Helpful tips for dealing with dry hands

The way you wash your hands is the first step in hand care

Wash your hands with cool or tepid water

Germs are killed by the soap and friction of proper handwashing. The natural oils in the skin are stripped away by hot water, causing even more harm.

When drying your hands, don’t massage them

Because a paper towel’s rough surface might hurt your skin, just use it to blot them. Wet hands are more prone to transfer germs, so dry them thoroughly for around 20 seconds.

Hand dryers that blast hot air should be avoided if at all feasible

A rough paper towel can cause as much damage as hot air. It takes 30-45 seconds to dry your hands using an air dryer.

Irritating contact dermatitis and hand sanitizer

In medical settings, hand sanitizers are commonly used to clean hands rapidly between client encounters and to eliminate dirt that isn’t apparent. The US Food and Drug Administration (FDA) amended its guideline on what active chemicals are allowed in hand sanitizers in April 2019, allowing customers to use them safely.

Ethyl alcohol is the most common main ingredient in hand sanitizers; according to FDA rules, it must make up more than 60% of the solution to efficiently destroy germs. Although alcohol appears to be a harsh substance, it is really less harmful to the skin since it is applied without friction and dries fast.

Excessive usage of hand sanitizer, on the other hand, might cause irritating contact dermatitis if you have dry skin. When the dryness is extreme, the most frequent sign is red hands with cracks and fissures. Instead of sanitizer, use soap and water. If your dermatitis does not improve or worsens, you should see your doctor.

Carry and apply a heavy-duty moisturizer to your skin

A light hand lotion will not be able to protect or heal your extremely dry hands’ skin very well. You will want a cream or ointment that will withstand repeated hand washings. Keep a tube in your pocket and use it on a regular basis. Aveeno Intense Relief Hand Cream, Burt’s Bees Shea Butter Hand Repair Cream, Eucerin Advanced Repair Hand Cream, and Neutrogena Norwegian Formula Hand Cream are some examples of heavy-duty moisturizers (in alphabetical order). Find one that suits you best for your dry skin hands and make it a habit to use it during your shift.

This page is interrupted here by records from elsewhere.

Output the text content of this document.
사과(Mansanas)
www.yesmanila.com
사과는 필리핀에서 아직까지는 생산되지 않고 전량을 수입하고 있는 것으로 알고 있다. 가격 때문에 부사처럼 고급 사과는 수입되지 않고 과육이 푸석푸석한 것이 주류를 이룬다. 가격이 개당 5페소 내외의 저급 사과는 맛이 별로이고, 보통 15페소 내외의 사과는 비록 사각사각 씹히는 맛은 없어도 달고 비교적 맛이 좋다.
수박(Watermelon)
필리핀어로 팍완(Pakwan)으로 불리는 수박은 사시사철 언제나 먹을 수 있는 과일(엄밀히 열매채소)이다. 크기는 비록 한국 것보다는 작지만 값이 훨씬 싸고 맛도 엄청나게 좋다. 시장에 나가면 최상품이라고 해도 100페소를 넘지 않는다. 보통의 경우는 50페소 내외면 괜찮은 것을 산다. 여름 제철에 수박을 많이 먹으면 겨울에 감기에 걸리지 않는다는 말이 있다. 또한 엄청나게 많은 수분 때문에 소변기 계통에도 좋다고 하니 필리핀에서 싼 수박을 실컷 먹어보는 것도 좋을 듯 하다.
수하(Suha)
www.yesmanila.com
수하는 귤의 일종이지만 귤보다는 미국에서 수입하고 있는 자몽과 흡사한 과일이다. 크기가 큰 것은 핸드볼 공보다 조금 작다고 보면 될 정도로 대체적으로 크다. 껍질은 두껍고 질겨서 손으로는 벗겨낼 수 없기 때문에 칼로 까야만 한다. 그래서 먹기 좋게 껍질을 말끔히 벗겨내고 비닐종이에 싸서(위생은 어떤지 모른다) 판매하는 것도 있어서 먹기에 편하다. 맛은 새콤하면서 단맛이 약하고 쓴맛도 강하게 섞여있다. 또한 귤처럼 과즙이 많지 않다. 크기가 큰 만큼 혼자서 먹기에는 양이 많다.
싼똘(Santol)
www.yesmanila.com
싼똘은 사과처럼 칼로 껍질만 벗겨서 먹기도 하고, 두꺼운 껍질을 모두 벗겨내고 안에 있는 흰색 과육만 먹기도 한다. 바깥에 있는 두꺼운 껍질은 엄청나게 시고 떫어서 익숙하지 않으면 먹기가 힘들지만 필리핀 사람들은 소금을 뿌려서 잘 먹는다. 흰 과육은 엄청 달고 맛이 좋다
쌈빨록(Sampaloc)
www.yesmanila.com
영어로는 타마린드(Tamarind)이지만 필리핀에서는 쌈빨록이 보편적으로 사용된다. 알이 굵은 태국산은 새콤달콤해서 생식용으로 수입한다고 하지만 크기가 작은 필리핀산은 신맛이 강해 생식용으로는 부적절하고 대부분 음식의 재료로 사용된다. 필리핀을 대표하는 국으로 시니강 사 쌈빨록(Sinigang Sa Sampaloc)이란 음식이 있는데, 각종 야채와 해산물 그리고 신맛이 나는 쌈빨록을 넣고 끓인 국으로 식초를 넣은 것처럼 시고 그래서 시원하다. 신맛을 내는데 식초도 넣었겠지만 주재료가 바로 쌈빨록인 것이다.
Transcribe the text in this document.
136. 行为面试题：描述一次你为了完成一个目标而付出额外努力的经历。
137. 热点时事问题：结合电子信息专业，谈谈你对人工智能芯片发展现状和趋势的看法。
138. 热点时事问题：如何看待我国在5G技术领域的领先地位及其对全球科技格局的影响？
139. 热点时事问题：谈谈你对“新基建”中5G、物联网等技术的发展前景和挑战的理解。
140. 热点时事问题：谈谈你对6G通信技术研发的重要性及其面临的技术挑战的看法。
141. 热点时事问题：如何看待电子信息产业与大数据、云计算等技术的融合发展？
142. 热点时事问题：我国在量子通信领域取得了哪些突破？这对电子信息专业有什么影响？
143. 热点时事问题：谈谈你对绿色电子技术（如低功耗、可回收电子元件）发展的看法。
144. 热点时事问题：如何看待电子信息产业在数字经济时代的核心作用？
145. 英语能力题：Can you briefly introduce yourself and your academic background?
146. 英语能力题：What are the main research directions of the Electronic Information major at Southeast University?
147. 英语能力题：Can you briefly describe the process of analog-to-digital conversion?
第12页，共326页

Maintain your hand care routine on your days off

When you are not working, don’t forget to use hand cream. Although you won’t need to use it as frequently, don’t pass up the opportunity to assist in the recovery and healing of the dry skin on your hands.

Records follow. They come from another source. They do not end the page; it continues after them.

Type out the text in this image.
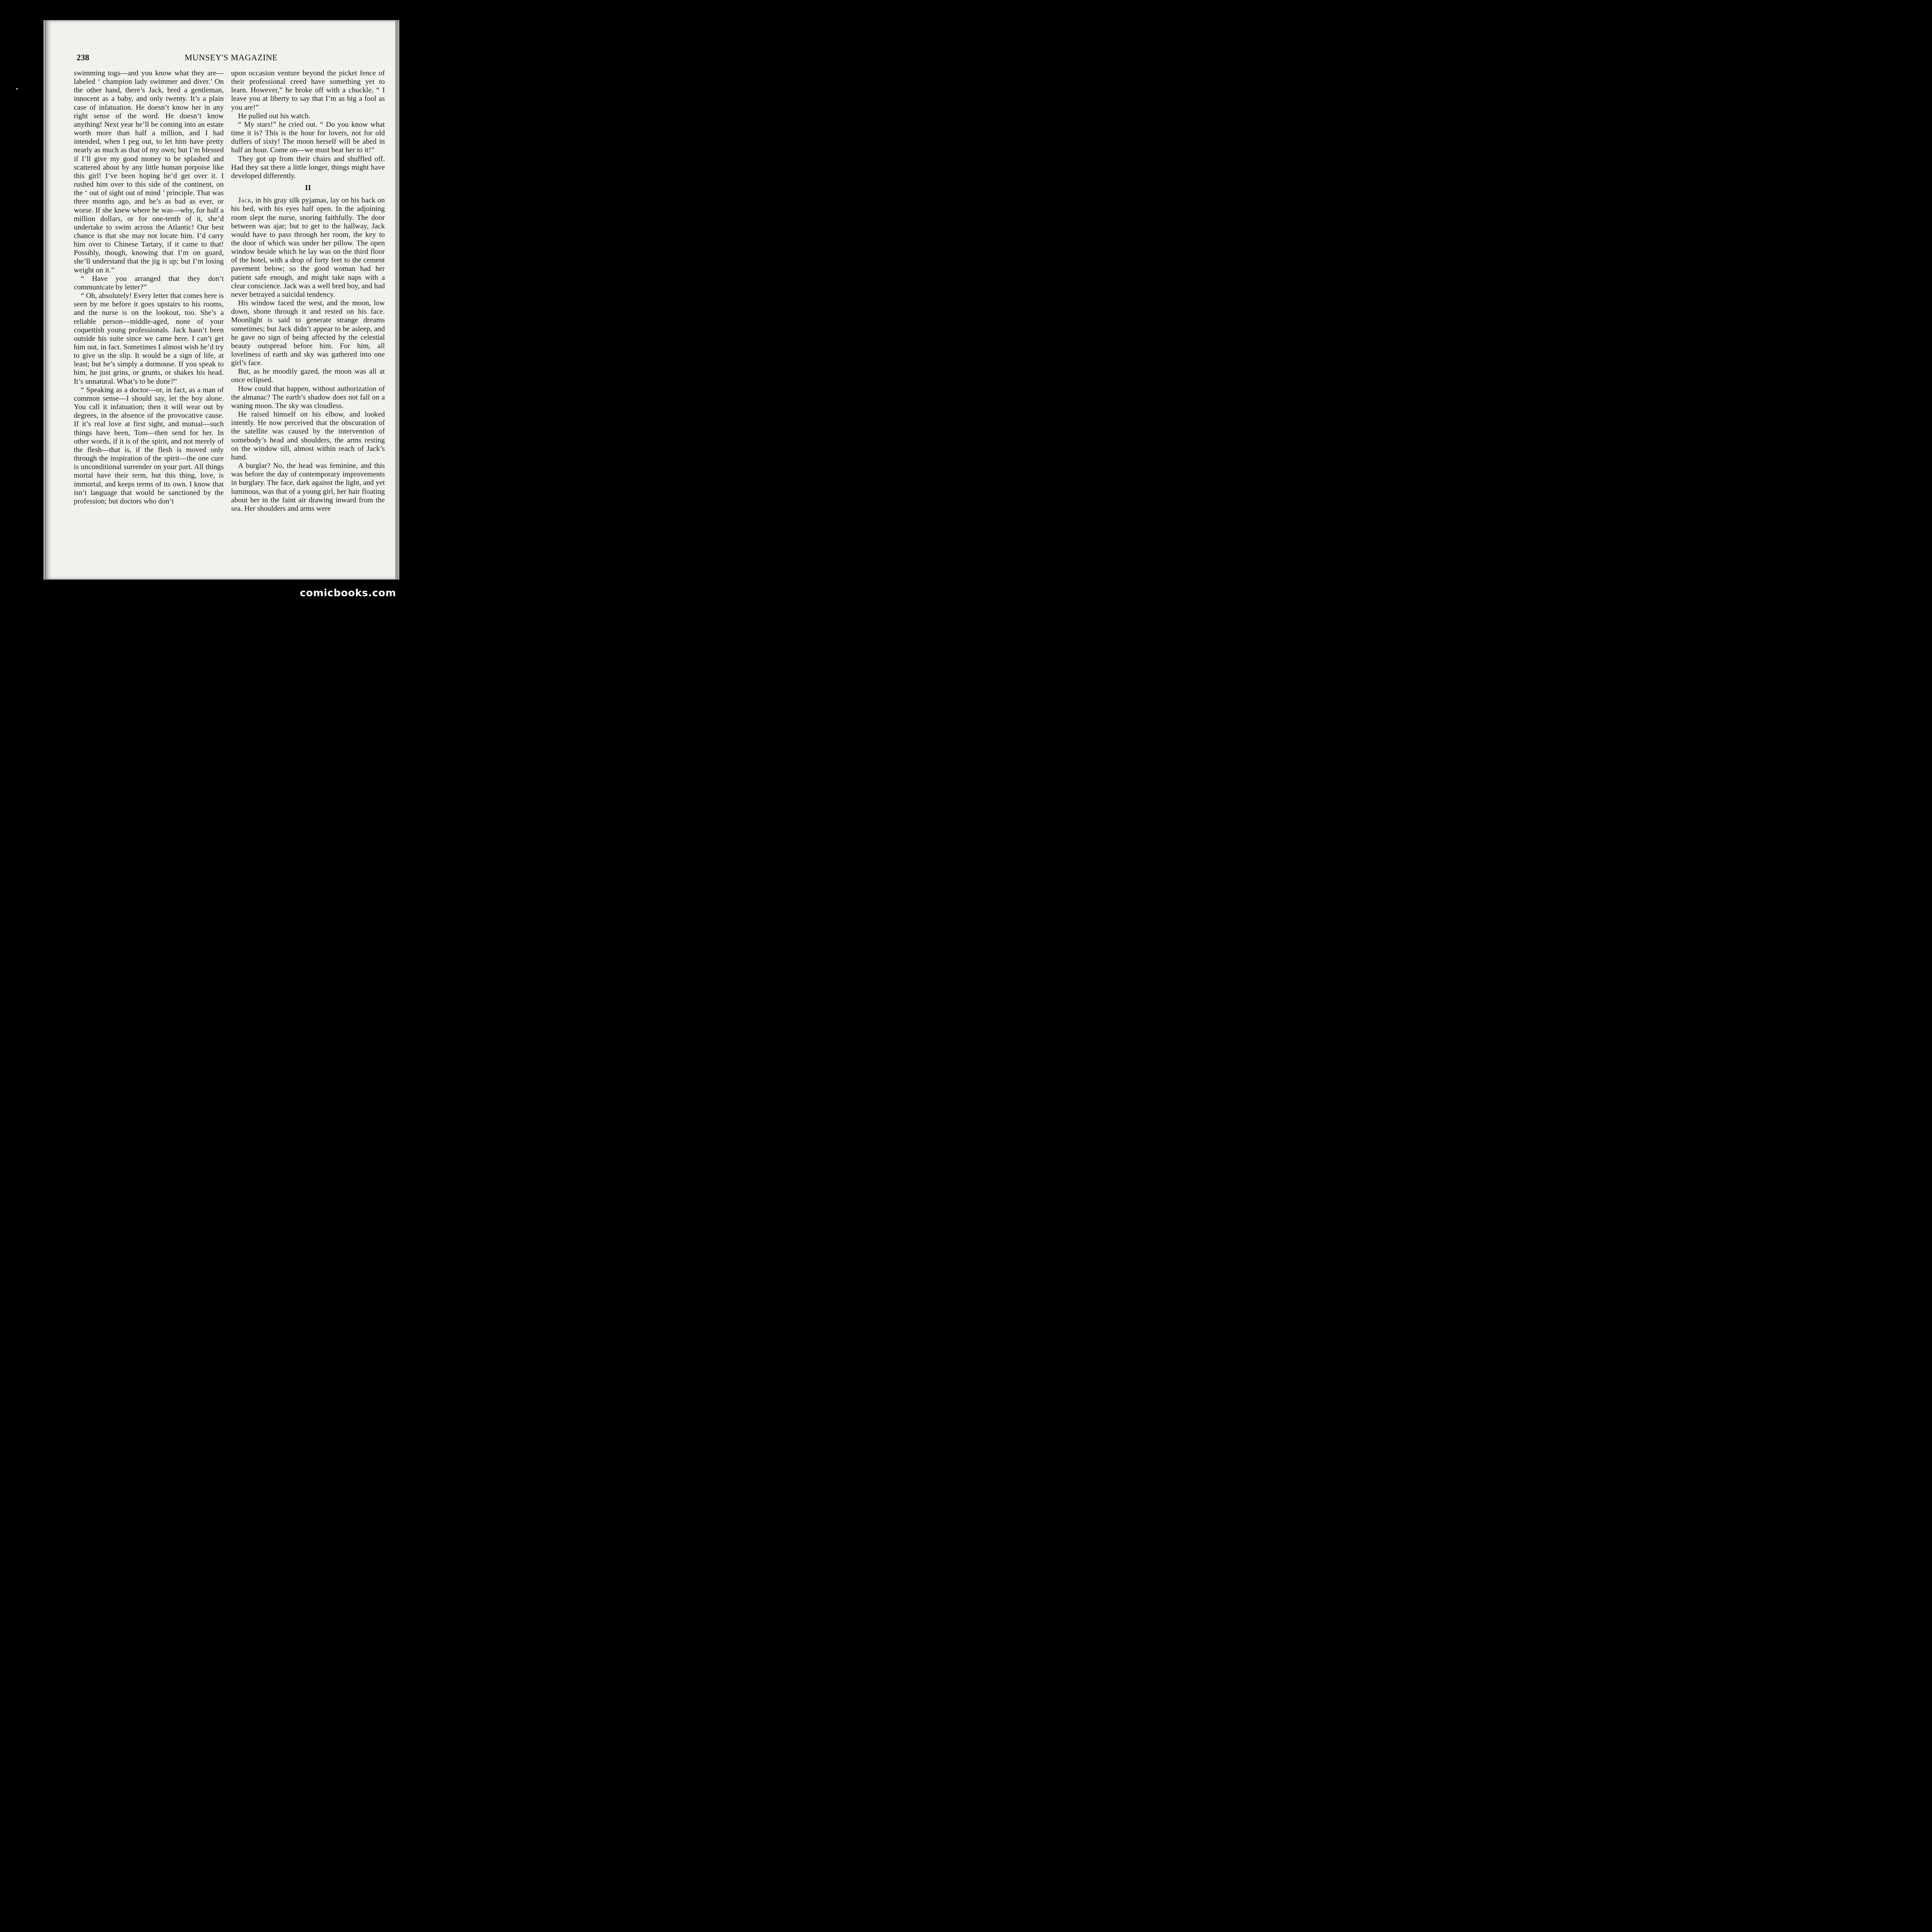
238	MUNSEY'S MAGAZINE

swimming togs—and you know what they are—labeled ‘ champion lady swimmer and diver.’ On the other hand, there’s Jack, bred a gentleman, innocent as a baby, and only twenty. It’s a plain case of infatuation. He doesn’t know her in any right sense of the word. He doesn’t know anything! Next year he’ll be coming into an estate worth more than half a million, and I had intended, when I peg out, to let him have pretty nearly as much as that of my own; but I’m blessed if I’ll give my good money to be splashed and scattered about by any little human porpoise like this girl! I’ve been hoping he’d get over it. I rushed him over to this side of the continent, on the ‘ out of sight out of mind ’ principle. That was three months ago, and he’s as bad as ever, or worse. If she knew where he was—why, for half a million dollars, or for one-tenth of it, she’d undertake to swim across the Atlantic! Our best chance is that she may not locate him. I’d carry him over to Chinese Tartary, if it came to that! Possibly, though, knowing that I’m on guard, she’ll understand that the jig is up; but I’m losing weight on it.”

“ Have you arranged that they don’t communicate by letter?”

“ Oh, absolutely! Every letter that comes here is seen by me before it goes upstairs to his rooms, and the nurse is on the lookout, too. She’s a reliable person—middle-aged, none of your coquettish young professionals. Jack hasn’t been outside his suite since we came here. I can’t get him out, in fact. Sometimes I almost wish he’d try to give us the slip. It would be a sign of life, at least; but he’s simply a dormouse. If you speak to him, he just grins, or grunts, or shakes his head. It’s unnatural. What’s to be done?”

“ Speaking as a doctor—or, in fact, as a man of common sense—I should say, let the boy alone. You call it infatuation; then it will wear out by degrees, in the absence of the provocative cause. If it’s real love at first sight, and mutual—such things have been, Tom—then send for her. In other words, if it is of the spirit, and not merely of the flesh—that is, if the flesh is moved only through the inspiration of the spirit—the one cure is unconditional surrender on your part. All things mortal have their term, but this thing, love, is immortal, and keeps terms of its own. I know that isn’t language that would be sanctioned by the profession; but doctors who don’t

upon occasion venture beyond the picket fence of their professional creed have something yet to learn. However,” he broke off with a chuckle, “ I leave you at liberty to say that I’m as big a fool as you are!”

He pulled out his watch.

“ My stars!” he cried out. “ Do you know what time it is? This is the hour for lovers, not for old duffers of sixty! The moon herself will be abed in half an hour. Come on—we must beat her to it!”

They got up from their chairs and shuffled off. Had they sat there a little longer, things might have developed differently.

II

Jack, in his gray silk pyjamas, lay on his back on his bed, with his eyes half open. In the adjoining room slept the nurse, snoring faithfully. The door between was ajar; but to get to the hallway, Jack would have to pass through her room, the key to the door of which was under her pillow. The open window beside which he lay was on the third floor of the hotel, with a drop of forty feet to the cement pavement below; so the good woman had her patient safe enough, and might take naps with a clear conscience. Jack was a well bred boy, and had never betrayed a suicidal tendency.

His window faced the west, and the moon, low down, shone through it and rested on his face. Moonlight is said to generate strange dreams sometimes; but Jack didn’t appear to be asleep, and he gave no sign of being affected by the celestial beauty outspread before him. For him, all loveliness of earth and sky was gathered into one girl’s face.

But, as he moodily gazed, the moon was all at once eclipsed.

How could that happen, without authorization of the almanac? The earth’s shadow does not fall on a waning moon. The sky was cloudless.

He raised himself on his elbow, and looked intently. He now perceived that the obscuration of the satellite was caused by the intervention of somebody’s head and shoulders, the arms resting on the window sill, almost within reach of Jack’s hand.

A burglar? No, the head was feminine, and this was before the day of contemporary improvements in burglary. The face, dark against the light, and yet luminous, was that of a young girl, her hair floating about her in the faint air drawing inward from the sea. Her shoulders and arms were

comicbooks.com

Wear gloves to protect your hands when the weather is cold, raw, or windy. If you are a gardener, make sure you are wearing gloves whenever you’re outside. Apply lotion after removing your gloves.

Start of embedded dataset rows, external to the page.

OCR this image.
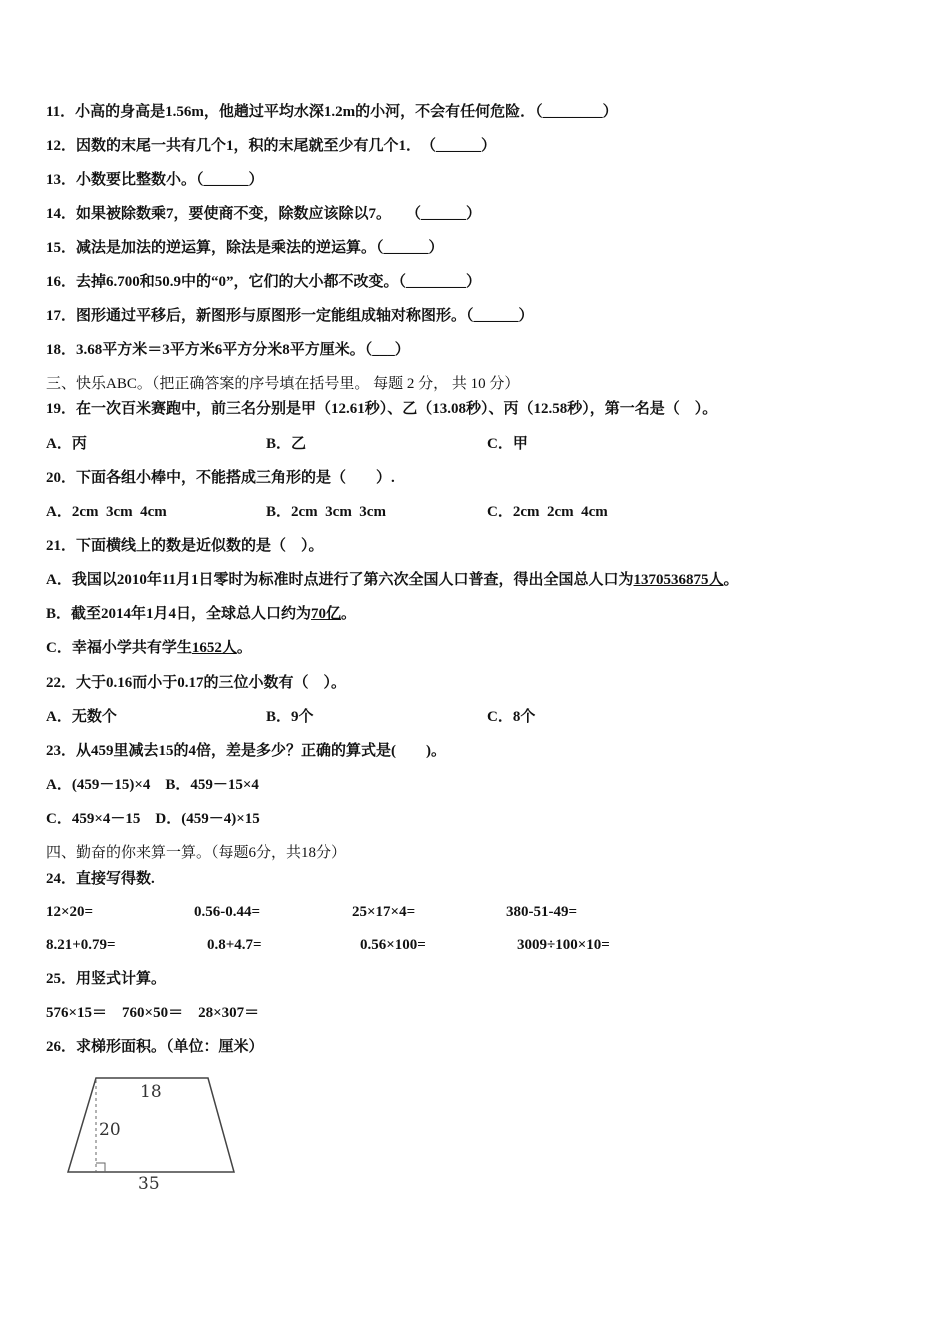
11．小高的身高是1.56m，他趟过平均水深1.2m的小河，不会有任何危险．（________）
12．因数的末尾一共有几个1，积的末尾就至少有几个1．　（______）
13．小数要比整数小。（______）
14．如果被除数乘7，要使商不变，除数应该除以7。　　（______）
15．减法是加法的逆运算，除法是乘法的逆运算。（______）
16．去掉6.700和50.9中的“0”，它们的大小都不改变。（________）
17．图形通过平移后，新图形与原图形一定能组成轴对称图形。（______）
18．3.68平方米＝3平方米6平方分米8平方厘米。（___）
三、快乐ABC。（把正确答案的序号填在括号里。 每题 2 分， 共 10 分）
19．在一次百米赛跑中，前三名分别是甲（12.61秒）、乙（13.08秒）、丙（12.58秒），第一名是（　）。
A．丙	B．乙	C．甲
20．下面各组小棒中，不能搭成三角形的是（　　）.
A．2cm  3cm  4cm	B．2cm  3cm  3cm	C．2cm  2cm  4cm
21．下面横线上的数是近似数的是（　）。
A．我国以2010年11月1日零时为标准时点进行了第六次全国人口普查，得出全国总人口为1370536875人。
B．截至2014年1月4日，全球总人口约为70亿。
C．幸福小学共有学生1652人。
22．大于0.16而小于0.17的三位小数有（　）。
A．无数个	B．9个	C．8个
23．从459里减去15的4倍，差是多少？正确的算式是(　　)。
A．(459－15)×4　B．459－15×4
C．459×4－15　D．(459－4)×15
四、勤奋的你来算一算。（每题6分，共18分）
24．直接写得数.
12×20=	0.56-0.44=	25×17×4=	380-51-49=
8.21+0.79=	0.8+4.7=	0.56×100=	3009÷100×10=
25．用竖式计算。
576×15＝　760×50＝　28×307＝
26．求梯形面积。（单位：厘米）
18
20
35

Applying a coat of petroleum jelly to your hands before going to bed is another excellent hand care method. Cotton gloves or old cotton socks can be used to protect your hands. Sleep with these on and your hands will be moisturized throughout the night.

You will definitely feel better at work or everywhere you go if you take care of your hands. You can not ignore hand care as a healthcare worker, especially if you have dry hands. We hope this article will help you focus on a hand care routine, which can surely help you avoid dry, as well as damaged skin.